毎日新聞 2014年05月01日 21時23分(最終更新 05月01日 21時52分)

 福島県警は1日、県警捜査2課の男性警視(52)と、部下の男性警部(51)が4月下旬に相次いで自殺したと明らかにした。警部は多忙な勤務などで疲労していたといい、警視は警部の自殺に責任を感じていた趣旨の遺書を残していた。

 警視は、2課長に次ぐポストの「指導官」。汚職や詐欺事件など同課が担う捜査全般を指揮していた。警部は課長補佐で、4年前から振り込め詐欺担当の責任者。

 県警によると、4月28日午前8時前、福島市の県警山下庁舎の取調室で、警部が首をつって死亡しているのを、出勤した警部の同僚が発見。庁舎の執務室の机の上には「仕事に疲れた」との趣旨の遺書があった。詐欺事件の検挙や早期解決に向けた捜査で4月中はほとんど休みがなく、同僚や家族にも「疲れた」と漏らしていたという。県警は過労や職場の体制に問題がなかったか、勤務状況などを調べている。

 一方、警視は29日から連絡が取れなくなり、山形市内で30日、乗用車から体を外に出した状態で首をつって死亡しているのが見つかった。近くには29日夕方の時刻を記した遺書があった。死亡した警部に向け「最後まで寄り添えなくて申し訳ありませんでした」とあり「2課の皆様、最後まで支えることができず申し訳ありませんでした」と書かれていた。

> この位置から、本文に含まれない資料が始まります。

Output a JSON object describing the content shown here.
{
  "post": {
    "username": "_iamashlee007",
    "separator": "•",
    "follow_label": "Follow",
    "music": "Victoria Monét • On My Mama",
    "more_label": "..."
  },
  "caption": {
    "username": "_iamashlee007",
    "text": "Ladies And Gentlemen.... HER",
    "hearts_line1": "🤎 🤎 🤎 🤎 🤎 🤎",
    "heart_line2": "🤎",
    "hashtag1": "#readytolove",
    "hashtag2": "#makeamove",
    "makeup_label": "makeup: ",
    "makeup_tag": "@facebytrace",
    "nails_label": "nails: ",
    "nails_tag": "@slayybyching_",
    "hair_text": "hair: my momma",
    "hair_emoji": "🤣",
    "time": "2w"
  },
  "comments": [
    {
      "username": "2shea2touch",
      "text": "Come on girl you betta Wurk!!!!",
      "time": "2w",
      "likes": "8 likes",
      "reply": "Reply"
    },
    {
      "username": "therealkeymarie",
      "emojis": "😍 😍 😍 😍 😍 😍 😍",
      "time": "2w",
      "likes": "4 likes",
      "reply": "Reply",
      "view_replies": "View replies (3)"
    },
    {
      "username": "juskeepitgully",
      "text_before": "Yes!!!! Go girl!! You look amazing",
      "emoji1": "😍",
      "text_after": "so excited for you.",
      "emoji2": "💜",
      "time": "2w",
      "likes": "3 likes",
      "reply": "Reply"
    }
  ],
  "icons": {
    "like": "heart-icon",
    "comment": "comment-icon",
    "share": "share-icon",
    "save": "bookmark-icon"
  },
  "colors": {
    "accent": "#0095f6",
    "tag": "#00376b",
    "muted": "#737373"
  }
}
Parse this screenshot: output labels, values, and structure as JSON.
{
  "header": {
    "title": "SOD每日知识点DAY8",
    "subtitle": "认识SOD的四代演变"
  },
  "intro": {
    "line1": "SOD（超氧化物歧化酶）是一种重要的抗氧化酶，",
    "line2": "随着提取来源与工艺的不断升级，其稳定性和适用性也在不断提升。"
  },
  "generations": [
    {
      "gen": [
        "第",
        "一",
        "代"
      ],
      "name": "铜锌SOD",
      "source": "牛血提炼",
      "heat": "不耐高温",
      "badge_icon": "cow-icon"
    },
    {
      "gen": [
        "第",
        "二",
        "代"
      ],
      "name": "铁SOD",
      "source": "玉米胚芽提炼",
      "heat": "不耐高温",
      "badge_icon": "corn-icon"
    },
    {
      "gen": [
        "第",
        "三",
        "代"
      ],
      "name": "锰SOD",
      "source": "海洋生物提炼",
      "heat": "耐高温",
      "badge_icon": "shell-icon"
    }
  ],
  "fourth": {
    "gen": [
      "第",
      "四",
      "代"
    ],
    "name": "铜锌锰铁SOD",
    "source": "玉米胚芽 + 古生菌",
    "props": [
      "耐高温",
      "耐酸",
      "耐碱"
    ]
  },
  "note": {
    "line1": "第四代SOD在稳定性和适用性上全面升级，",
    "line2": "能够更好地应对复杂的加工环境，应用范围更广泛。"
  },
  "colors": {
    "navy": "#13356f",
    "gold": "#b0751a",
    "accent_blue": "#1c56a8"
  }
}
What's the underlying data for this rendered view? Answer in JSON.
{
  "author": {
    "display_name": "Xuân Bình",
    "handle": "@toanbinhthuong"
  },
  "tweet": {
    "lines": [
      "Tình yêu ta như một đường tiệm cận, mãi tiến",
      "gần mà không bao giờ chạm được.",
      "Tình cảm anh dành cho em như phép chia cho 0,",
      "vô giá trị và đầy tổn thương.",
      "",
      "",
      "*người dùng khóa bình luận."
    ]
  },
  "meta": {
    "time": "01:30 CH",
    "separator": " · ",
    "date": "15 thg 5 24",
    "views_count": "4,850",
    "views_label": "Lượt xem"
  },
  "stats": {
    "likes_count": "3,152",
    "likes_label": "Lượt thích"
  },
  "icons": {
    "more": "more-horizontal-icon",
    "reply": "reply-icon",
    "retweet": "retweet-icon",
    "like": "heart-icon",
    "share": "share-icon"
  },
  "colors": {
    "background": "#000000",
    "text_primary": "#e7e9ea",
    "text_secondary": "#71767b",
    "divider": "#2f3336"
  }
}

 県警は「上司によるパワーハラスメントは把握していない」としているが、上司の指導が適切だったかも調査している。県警警務課の久野浩課長は「事実を明らかにし、再発防止に努めたい」と話し、県警監察課は「必要があれば調査する」としている。【小林洋子、宮崎稔樹、喜浦遊】

 ◇一転、事実説明

 2人について、報道各社は発表するよう要請したが、県警は当初「プライバシーのことでコメントは差し控える」として、説明の場を設けなかった。1日午後5時になって一転、警務課長が「誤解があってはいけないと思うので、プライバシーを侵さない程度で説明したい」として、報道機関が撮影・録音しないという条件で、把握している事実を説明した。